Ezetimibe: The First in a Novel Class of Selective Cholesterol-Absorption Inhibitors

Abstract

Zetia (ezetimibe) is the first medication in the novel class of selective cholesterol-absorption inhibitors to be released in the United States. Ezetimibe selectively inhibits the uptake of cholesterol from the intestinal lumen at the level of the enterocyte in the intestinal brush border while having no effect on other sterols or lipid-soluble vitamins. Ezetimibe 10 mg daily produces a consistent reduction in low-density lipoprotein cholesterol (LDL-C) by approximately 15 to 20% when used as monotherapy or in combination with 3-hydroxy-3-methylglutaryl coenzyme A inhibitors (statins) or fenofibrate and a 4 to 9% increase in high-density lipoprotein cholesterol.

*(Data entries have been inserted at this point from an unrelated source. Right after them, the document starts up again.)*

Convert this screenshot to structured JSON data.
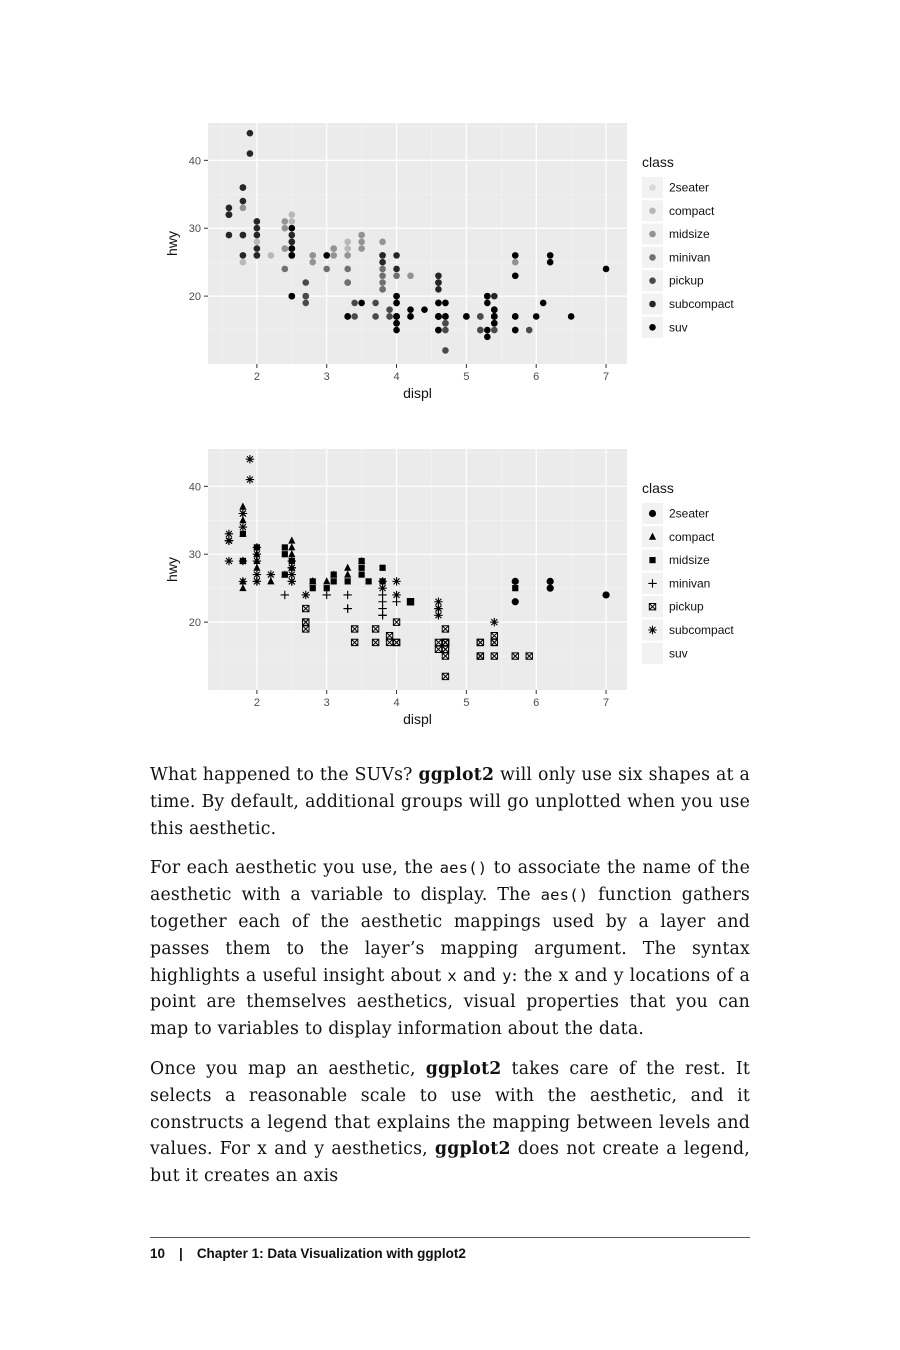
{
  "figures": [
    {
      "chart_data": {
        "type": "scatter",
        "encoding": "color",
        "xlabel": "displ",
        "ylabel": "hwy",
        "xlim": [
          1.3,
          7.3
        ],
        "ylim": [
          10,
          45.5
        ],
        "x_ticks": [
          2,
          3,
          4,
          5,
          6,
          7
        ],
        "y_ticks": [
          20,
          30,
          40
        ],
        "grid": true,
        "legend_title": "class",
        "legend_position": "right",
        "categories": [
          "2seater",
          "compact",
          "midsize",
          "minivan",
          "pickup",
          "subcompact",
          "suv"
        ],
        "colors": {
          "2seater": "#d9d9d9",
          "compact": "#b8b8b8",
          "midsize": "#939393",
          "minivan": "#707070",
          "pickup": "#4a4a4a",
          "subcompact": "#262626",
          "suv": "#000000"
        },
        "series": [
          {
            "name": "2seater",
            "x": [
              5.7,
              5.7,
              6.2,
              6.2,
              7.0
            ],
            "y": [
              26,
              23,
              26,
              25,
              24
            ]
          },
          {
            "name": "compact",
            "x": [
              1.8,
              1.8,
              2.0,
              2.0,
              2.8,
              2.8,
              3.1,
              1.8,
              1.8,
              2.0,
              2.0,
              2.4,
              2.5,
              2.5,
              2.2,
              2.5,
              2.5,
              3.3,
              3.5,
              3.0,
              3.3
            ],
            "y": [
              29,
              29,
              31,
              30,
              26,
              26,
              27,
              26,
              25,
              28,
              29,
              27,
              30,
              32,
              26,
              31,
              28,
              28,
              29,
              26,
              27
            ]
          },
          {
            "name": "midsize",
            "x": [
              2.8,
              3.1,
              4.2,
              2.4,
              2.4,
              3.3,
              3.5,
              3.5,
              1.8,
              1.8,
              2.0,
              2.8,
              3.1,
              2.4,
              2.5,
              3.5,
              3.8,
              3.8,
              5.7
            ],
            "y": [
              26,
              26,
              23,
              27,
              30,
              26,
              29,
              28,
              29,
              33,
              31,
              25,
              27,
              31,
              29,
              27,
              26,
              28,
              25
            ]
          },
          {
            "name": "minivan",
            "x": [
              2.4,
              3.0,
              3.3,
              3.3,
              3.3,
              3.8,
              3.8,
              3.8,
              4.0,
              3.8,
              3.8
            ],
            "y": [
              24,
              24,
              22,
              22,
              24,
              22,
              21,
              24,
              23,
              23,
              21
            ]
          },
          {
            "name": "pickup",
            "x": [
              2.7,
              2.7,
              3.4,
              4.0,
              4.7,
              4.7,
              4.7,
              5.2,
              5.7,
              3.7,
              3.7,
              3.9,
              4.7,
              5.2,
              5.9,
              4.7,
              4.7,
              5.2,
              5.4,
              5.4,
              2.7,
              2.7,
              3.4,
              4.0,
              4.7,
              4.7,
              4.7,
              5.2,
              5.4,
              5.4,
              4.7,
              3.9,
              4.0
            ],
            "y": [
              20,
              19,
              17,
              17,
              17,
              12,
              17,
              17,
              15,
              17,
              19,
              17,
              17,
              15,
              15,
              16,
              17,
              15,
              17,
              15,
              20,
              22,
              19,
              20,
              17,
              16,
              15,
              17,
              17,
              18,
              19,
              18,
              17
            ]
          },
          {
            "name": "subcompact",
            "x": [
              3.8,
              3.8,
              4.0,
              4.0,
              4.6,
              4.6,
              4.6,
              4.6,
              5.4,
              1.6,
              1.6,
              1.6,
              1.6,
              1.6,
              1.8,
              1.8,
              1.8,
              2.0,
              2.0,
              2.0,
              2.0,
              2.0,
              2.0,
              2.5,
              2.5,
              2.5,
              2.5,
              2.5,
              1.9,
              1.9,
              1.8,
              1.8,
              2.5
            ],
            "y": [
              26,
              25,
              26,
              24,
              21,
              22,
              23,
              22,
              20,
              33,
              32,
              32,
              29,
              32,
              34,
              36,
              36,
              29,
              26,
              27,
              30,
              31,
              26,
              26,
              28,
              26,
              29,
              28,
              44,
              41,
              29,
              26,
              27
            ]
          },
          {
            "name": "suv",
            "x": [
              5.3,
              5.3,
              5.3,
              5.7,
              6.0,
              5.7,
              5.7,
              6.2,
              6.2,
              7.0,
              5.3,
              5.3,
              5.7,
              6.5,
              2.5,
              2.5,
              2.5,
              3.5,
              4.0,
              4.0,
              4.0,
              4.6,
              5.4,
              4.6,
              5.4,
              5.4,
              4.0,
              4.0,
              4.6,
              4.6,
              4.6,
              5.0,
              4.2,
              4.2,
              4.6,
              4.6,
              4.6,
              5.4,
              5.4,
              3.0,
              4.7,
              4.7,
              5.7,
              6.1,
              4.0,
              4.2,
              4.4,
              4.6,
              5.4,
              5.4,
              5.4,
              4.0,
              4.0,
              4.6,
              5.0,
              2.5,
              2.5,
              3.3,
              3.3,
              4.0,
              4.0
            ],
            "y": [
              20,
              15,
              20,
              17,
              17,
              26,
              23,
              26,
              25,
              24,
              19,
              14,
              15,
              17,
              27,
              30,
              26,
              19,
              19,
              17,
              17,
              17,
              18,
              17,
              16,
              18,
              19,
              17,
              17,
              15,
              15,
              17,
              18,
              17,
              19,
              19,
              17,
              17,
              17,
              26,
              19,
              17,
              17,
              19,
              20,
              17,
              18,
              17,
              17,
              17,
              16,
              15,
              17,
              17,
              17,
              20,
              20,
              17,
              17,
              16,
              16
            ]
          }
        ]
      }
    },
    {
      "chart_data": {
        "type": "scatter",
        "encoding": "shape",
        "xlabel": "displ",
        "ylabel": "hwy",
        "xlim": [
          1.3,
          7.3
        ],
        "ylim": [
          10,
          45.5
        ],
        "x_ticks": [
          2,
          3,
          4,
          5,
          6,
          7
        ],
        "y_ticks": [
          20,
          30,
          40
        ],
        "grid": true,
        "legend_title": "class",
        "legend_position": "right",
        "categories": [
          "2seater",
          "compact",
          "midsize",
          "minivan",
          "pickup",
          "subcompact",
          "suv"
        ],
        "shapes": {
          "2seater": "circle",
          "compact": "triangle",
          "midsize": "square",
          "minivan": "plus",
          "pickup": "boxed-x",
          "subcompact": "asterisk",
          "suv": "none"
        },
        "note_unplotted": "suv",
        "series": [
          {
            "name": "2seater",
            "x": [
              5.7,
              5.7,
              6.2,
              6.2,
              7.0
            ],
            "y": [
              26,
              23,
              26,
              25,
              24
            ]
          },
          {
            "name": "compact",
            "x": [
              1.8,
              1.8,
              2.0,
              2.0,
              2.8,
              2.8,
              3.1,
              1.8,
              1.8,
              2.0,
              2.0,
              2.4,
              2.5,
              2.5,
              2.2,
              2.5,
              2.5,
              3.3,
              3.5,
              3.0,
              3.3,
              1.8,
              1.8,
              1.8
            ],
            "y": [
              29,
              29,
              31,
              30,
              26,
              26,
              27,
              26,
              25,
              28,
              29,
              27,
              30,
              32,
              26,
              31,
              28,
              28,
              29,
              26,
              27,
              37,
              35,
              33
            ]
          },
          {
            "name": "midsize",
            "x": [
              2.8,
              3.1,
              4.2,
              2.4,
              2.4,
              3.3,
              3.5,
              3.5,
              1.8,
              1.8,
              2.0,
              2.8,
              3.1,
              2.4,
              2.5,
              3.5,
              3.8,
              3.8,
              5.7,
              3.0,
              3.6
            ],
            "y": [
              26,
              26,
              23,
              27,
              30,
              26,
              29,
              28,
              29,
              33,
              31,
              25,
              27,
              31,
              29,
              27,
              26,
              28,
              25,
              25,
              26
            ]
          },
          {
            "name": "minivan",
            "x": [
              2.4,
              3.0,
              3.3,
              3.3,
              3.3,
              3.8,
              3.8,
              3.8,
              4.0,
              3.8,
              3.8
            ],
            "y": [
              24,
              24,
              22,
              22,
              24,
              22,
              21,
              24,
              23,
              23,
              21
            ]
          },
          {
            "name": "pickup",
            "x": [
              2.7,
              2.7,
              3.4,
              4.0,
              4.7,
              4.7,
              4.7,
              5.2,
              5.7,
              3.7,
              3.7,
              3.9,
              4.7,
              5.2,
              5.9,
              4.7,
              4.7,
              5.2,
              5.4,
              5.4,
              2.7,
              2.7,
              3.4,
              4.0,
              4.7,
              4.7,
              4.7,
              5.2,
              5.4,
              5.4,
              4.7,
              3.9,
              4.0,
              4.6,
              4.2,
              4.7,
              4.6
            ],
            "y": [
              20,
              19,
              17,
              17,
              17,
              12,
              17,
              17,
              15,
              17,
              19,
              17,
              17,
              15,
              15,
              16,
              17,
              15,
              17,
              15,
              20,
              22,
              19,
              20,
              17,
              16,
              15,
              17,
              17,
              18,
              19,
              18,
              17,
              16,
              23,
              17,
              17
            ]
          },
          {
            "name": "subcompact",
            "x": [
              3.8,
              3.8,
              4.0,
              4.0,
              4.6,
              4.6,
              4.6,
              4.6,
              5.4,
              1.6,
              1.6,
              1.6,
              1.6,
              1.6,
              1.8,
              1.8,
              1.8,
              2.0,
              2.0,
              2.0,
              2.0,
              2.0,
              2.0,
              2.5,
              2.5,
              2.5,
              2.5,
              2.5,
              1.9,
              1.9,
              1.8,
              1.8,
              2.5,
              2.2,
              2.7
            ],
            "y": [
              26,
              25,
              26,
              24,
              21,
              22,
              23,
              22,
              20,
              33,
              32,
              32,
              29,
              32,
              34,
              36,
              36,
              29,
              26,
              27,
              30,
              31,
              26,
              26,
              28,
              26,
              29,
              28,
              44,
              41,
              29,
              26,
              27,
              27,
              24
            ]
          },
          {
            "name": "suv",
            "x": [],
            "y": []
          }
        ]
      }
    }
  ],
  "paragraphs": [
    [
      {
        "t": "What happened to the SUVs? "
      },
      {
        "t": "ggplot2",
        "b": true
      },
      {
        "t": " will only use six shapes at a time. By default, additional groups will go unplotted when you use this aesthetic."
      }
    ],
    [
      {
        "t": "For each aesthetic you use, the "
      },
      {
        "t": "aes()",
        "m": true
      },
      {
        "t": " to associate the name of the aesthetic with a variable to display. The "
      },
      {
        "t": "aes()",
        "m": true
      },
      {
        "t": " function gathers together each of the aesthetic mappings used by a layer and passes them to the layer’s mapping argument. The syntax highlights a useful insight about "
      },
      {
        "t": "x",
        "m": true
      },
      {
        "t": " and "
      },
      {
        "t": "y",
        "m": true
      },
      {
        "t": ": the x and y locations of a point are themselves aesthetics, visual properties that you can map to variables to display information about the data."
      }
    ],
    [
      {
        "t": "Once you map an aesthetic, "
      },
      {
        "t": "ggplot2",
        "b": true
      },
      {
        "t": " takes care of the rest. It selects a reasonable scale to use with the aesthetic, and it constructs a legend that explains the mapping between levels and values. For x and y aesthetics, "
      },
      {
        "t": "ggplot2",
        "b": true
      },
      {
        "t": " does not create a legend, but it creates an axis"
      }
    ]
  ],
  "footer": {
    "page_number": "10",
    "separator": "|",
    "chapter": "Chapter 1: Data Visualization with ggplot2"
  }
}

Unlike other lipid-lowering medications that act in the gastrointestinal tract, ezetimibe does not appear to worsen hypertriglyceridemia. Ezetimibe also has an adverse-event profile that is similar to placebo when used as monotherapy or in combination with statins and fenofibrate. Studies of longer duration and with niacin, bile acid sequestrants, and gemfibrozil are warranted to more completely assess the safety of ezetimibe in combination therapy. To date, no clinically significant drug-drug interactions have been noted with the use of ezetimibe; however, further studies are warranted. Ezetimibe will be useful as monotherapy in patients who need modest reductions in LDL-C or are intolerant to other lipid-lowering medication, and in combination with a statin in patients who are unable to tolerate large doses of statins or need further reductions in LDL-C despite maximum doses of a statin. The long-term safety and the effect on cardiovascular morbidity and mortality of ezetimibe are unknown.